The Whitney Museum of American Art specifically describes Morris's work as "Deeply invested in painting as a medium, her works are inspired by all underlying composition based on a gridded structure. On this foundation, Morris builds up her treatments to create pockets of expansiveness. Together these building blocks results in a completely personal language that Morris has developed, with a unique internal logic whose constituent parts are not always readily apparent."

Her artistic practice has been likened to Laura Owens's free sense of historical reference, as well as Frank Stella and Richard Tuttle.

==Awards==
Morris is a recipient of awards and fellowships from Joan Mitchell Foundation Fellowship (2024), California Community Foundation (2013), Individual Visual Artist Fellowship from the Department of Cultural Affairs from the City of Los Angeles (2013), The Durfee Foundation (2005), Djerassi Artists Residency Program (2005), Guggenheim Foundation (2008), The Louis Comfort Tiffany Foundation (1999), and Art Matters (1996), among others.

==Exhibitions==
A traveling survey of the artist's work entitled Rebecca Morris: 2001–2022 curated by Jamilah James was exhibited at the Institute of Contemporary Art, Los Angeles (October 1, 2022–January 15, 2023) and the Museum of Contemporary Art Chicago (September 30, 2023–April 7, 2024).
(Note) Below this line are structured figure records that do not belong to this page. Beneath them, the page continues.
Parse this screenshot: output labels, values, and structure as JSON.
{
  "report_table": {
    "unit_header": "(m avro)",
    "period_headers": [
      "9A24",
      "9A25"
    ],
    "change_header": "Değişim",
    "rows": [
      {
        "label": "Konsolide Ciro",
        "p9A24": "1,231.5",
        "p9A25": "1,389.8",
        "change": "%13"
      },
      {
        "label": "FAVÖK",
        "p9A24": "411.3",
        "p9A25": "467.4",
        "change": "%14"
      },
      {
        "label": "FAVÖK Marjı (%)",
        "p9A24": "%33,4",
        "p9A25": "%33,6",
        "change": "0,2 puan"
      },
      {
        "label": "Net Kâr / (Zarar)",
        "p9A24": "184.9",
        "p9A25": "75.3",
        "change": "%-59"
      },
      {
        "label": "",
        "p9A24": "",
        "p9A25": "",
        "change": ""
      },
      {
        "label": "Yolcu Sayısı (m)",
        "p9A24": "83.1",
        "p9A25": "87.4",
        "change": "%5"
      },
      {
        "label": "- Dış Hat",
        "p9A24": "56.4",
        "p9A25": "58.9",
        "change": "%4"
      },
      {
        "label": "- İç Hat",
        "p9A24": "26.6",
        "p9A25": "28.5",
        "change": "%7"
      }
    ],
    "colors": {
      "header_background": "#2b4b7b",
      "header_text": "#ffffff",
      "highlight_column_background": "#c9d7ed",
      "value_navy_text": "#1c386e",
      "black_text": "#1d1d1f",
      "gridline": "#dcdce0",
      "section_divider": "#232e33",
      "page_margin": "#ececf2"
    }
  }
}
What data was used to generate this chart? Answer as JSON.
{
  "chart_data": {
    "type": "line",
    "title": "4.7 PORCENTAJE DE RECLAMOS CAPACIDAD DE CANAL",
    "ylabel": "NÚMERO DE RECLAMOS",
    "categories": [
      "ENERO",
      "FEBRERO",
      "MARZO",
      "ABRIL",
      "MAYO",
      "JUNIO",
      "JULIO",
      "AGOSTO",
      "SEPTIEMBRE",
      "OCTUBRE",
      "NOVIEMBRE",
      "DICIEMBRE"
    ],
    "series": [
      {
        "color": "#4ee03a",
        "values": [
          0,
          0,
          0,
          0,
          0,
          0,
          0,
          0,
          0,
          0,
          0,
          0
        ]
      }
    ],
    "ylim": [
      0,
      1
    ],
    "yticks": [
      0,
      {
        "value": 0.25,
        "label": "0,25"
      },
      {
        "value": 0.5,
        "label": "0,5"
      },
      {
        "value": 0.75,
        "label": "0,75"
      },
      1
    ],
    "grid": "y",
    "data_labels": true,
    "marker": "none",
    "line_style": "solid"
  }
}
Other solo exhibitions have been held at the Blaffer Art Museum at the University of Houston (2019); Bonnefanten Museum, Maastricht, Holland (2014); The Renaissance Society with her self titled show Rebecca Morris Paintings 1996-2005 (2005) and 356 Mission Rd. and LAXART in Los Angeles.

Morris has exhibited at 2014 Whitney Biennial (New York), The Renaissance Society at the University of Chicago, Made in LA, Hammer Museum, The Kunstmuseum St. Gallen (Switzerland), Friedrich Petzel (New York), The Hessel Art Museum (New York), The Museum of Contemporary Art (Chicago), Santa Monica Museum of Art, Night Gallery (Los Angeles), and Mary Boone in New York. Morris is represented by Regen Projects, Los Angeles; Bortolami, New York; Corbett vs. Dempsey, Chicago; and Trautwein Herleth, Berlin, Germany.